Week-end Book Review: Taka-chan and I: A Dog’s Journey to Japan by Runcible by Betty Jean Lifton, photography by Eikoh Hosoe
Review as part of our current theme of Cats and Dogs in Multicultural Children’s Books
Betty Jean Lifton, photography by Eikoh Hosoe,
Taka-chan and I: A Dog’s Journey to Japan by Runcible
New York Review Children’s Collection, 2012 (reprint of 1967 edition)
Illustrated with luminous black-and-white photographs by the art photographer Eikoh Hosoe and inspired by her experiences in 1960s Japan, Betty Jean Lifton’s wry and witty 1967 Taka-chan and I, is, happily, back in print.
Hosoe’s photographs of adorable 5-year-old Taka-chan with Runcible, Lifton’s Weimaraner-narrator, evoke a fabled timelessness. (Children and parents may recognize his name as Edward Lear’s invented adjective.) Runcible lived in Japan with Lifton and her husband, psychiatrist and writer Robert Jay Lifton. His story begins on Cape Cod (US), where a particularly enthusiastic dig in the sand takes him far underground with no way home. At long last he discovers that he’s dug his way to Japan. The photograph of him emerging from the sand nose-to-nose with Taka-chan, bowing from the hip to greet him, is priceless.
Taka-chan is being detained by the Black Dragon. Ominous images of girl and dog in his shadowy “palace” create suspense; the dragon is later revealed to be an elaborate sculpture (embodying, folk-tale fashion, the dragon spirit). He’s peeved that Taka-chan’s disloyal fishing village has ceased to feed dragons who protect the fishermen, but if by sundown Runcible places a white flower before the most loyal person in Japan, Taka-chan will be free. Runcible negotiates: Taka-chan escorts him on his mission.
Off they go, Taka-chan in a little straw hat and pinafore dress. In busy Tokyo, they are separated. Runcible looks for her in the Emperor’s gardens, then gets fed at a sushi shop.

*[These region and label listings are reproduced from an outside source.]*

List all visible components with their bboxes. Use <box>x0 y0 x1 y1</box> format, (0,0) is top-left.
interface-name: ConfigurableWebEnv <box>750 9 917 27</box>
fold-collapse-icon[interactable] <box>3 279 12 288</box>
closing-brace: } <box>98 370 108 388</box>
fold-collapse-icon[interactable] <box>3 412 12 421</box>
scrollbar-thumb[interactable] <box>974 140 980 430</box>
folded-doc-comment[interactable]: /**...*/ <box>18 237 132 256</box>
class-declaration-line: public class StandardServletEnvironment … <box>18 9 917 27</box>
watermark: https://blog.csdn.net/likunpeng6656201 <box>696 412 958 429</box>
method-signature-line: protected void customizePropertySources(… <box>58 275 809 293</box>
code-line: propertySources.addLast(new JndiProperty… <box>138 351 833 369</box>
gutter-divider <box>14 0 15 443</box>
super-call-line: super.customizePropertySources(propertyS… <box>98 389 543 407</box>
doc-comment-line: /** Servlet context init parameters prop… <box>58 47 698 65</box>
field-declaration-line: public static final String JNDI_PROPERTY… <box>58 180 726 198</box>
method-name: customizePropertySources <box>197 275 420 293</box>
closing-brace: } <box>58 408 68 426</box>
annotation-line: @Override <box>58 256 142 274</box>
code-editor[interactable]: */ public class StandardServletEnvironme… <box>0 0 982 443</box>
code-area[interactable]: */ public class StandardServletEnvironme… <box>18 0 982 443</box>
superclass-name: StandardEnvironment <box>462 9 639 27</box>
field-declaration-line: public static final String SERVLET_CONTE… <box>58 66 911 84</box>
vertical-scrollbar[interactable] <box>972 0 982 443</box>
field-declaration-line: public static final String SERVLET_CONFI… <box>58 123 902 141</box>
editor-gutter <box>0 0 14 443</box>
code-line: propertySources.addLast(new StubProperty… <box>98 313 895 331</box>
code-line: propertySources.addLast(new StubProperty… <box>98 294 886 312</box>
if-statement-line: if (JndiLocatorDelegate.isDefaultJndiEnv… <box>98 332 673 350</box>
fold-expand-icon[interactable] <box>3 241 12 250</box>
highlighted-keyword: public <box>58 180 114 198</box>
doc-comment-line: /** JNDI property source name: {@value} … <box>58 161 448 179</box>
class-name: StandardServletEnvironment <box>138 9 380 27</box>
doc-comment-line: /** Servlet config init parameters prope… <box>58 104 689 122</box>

A deer tells him the most loyal person in the land is Hachiko, the dog who returned daily to Shibuya Station for a decade after his master’s death and whose statue commemorates his loyalty.* Dog and girl are reunited, flower is bestowed, girl is released, and eventually Runcible loyally digs his way home to his own master.
Lifton’s story is a delightful take on the traditional Japanese folk stories she loved; Hosoe’s images imbue her text with magic. Taka-chan, in a summer kimono, feeding Runcible with chopsticks at a formal low table in a tatami room, is unforgettable, her gesture and expression as ingenuous as Runcible’s soulful look. A photograph of the author, photographer and dog at the back of the book accompanies amusing brief biographies of each. Taka-chan and I is a classic to be cherished for generations.
*Hachiko’s story became a Japanese film in 1987; a 2009 adaptation for American audiences starred Richard Gere.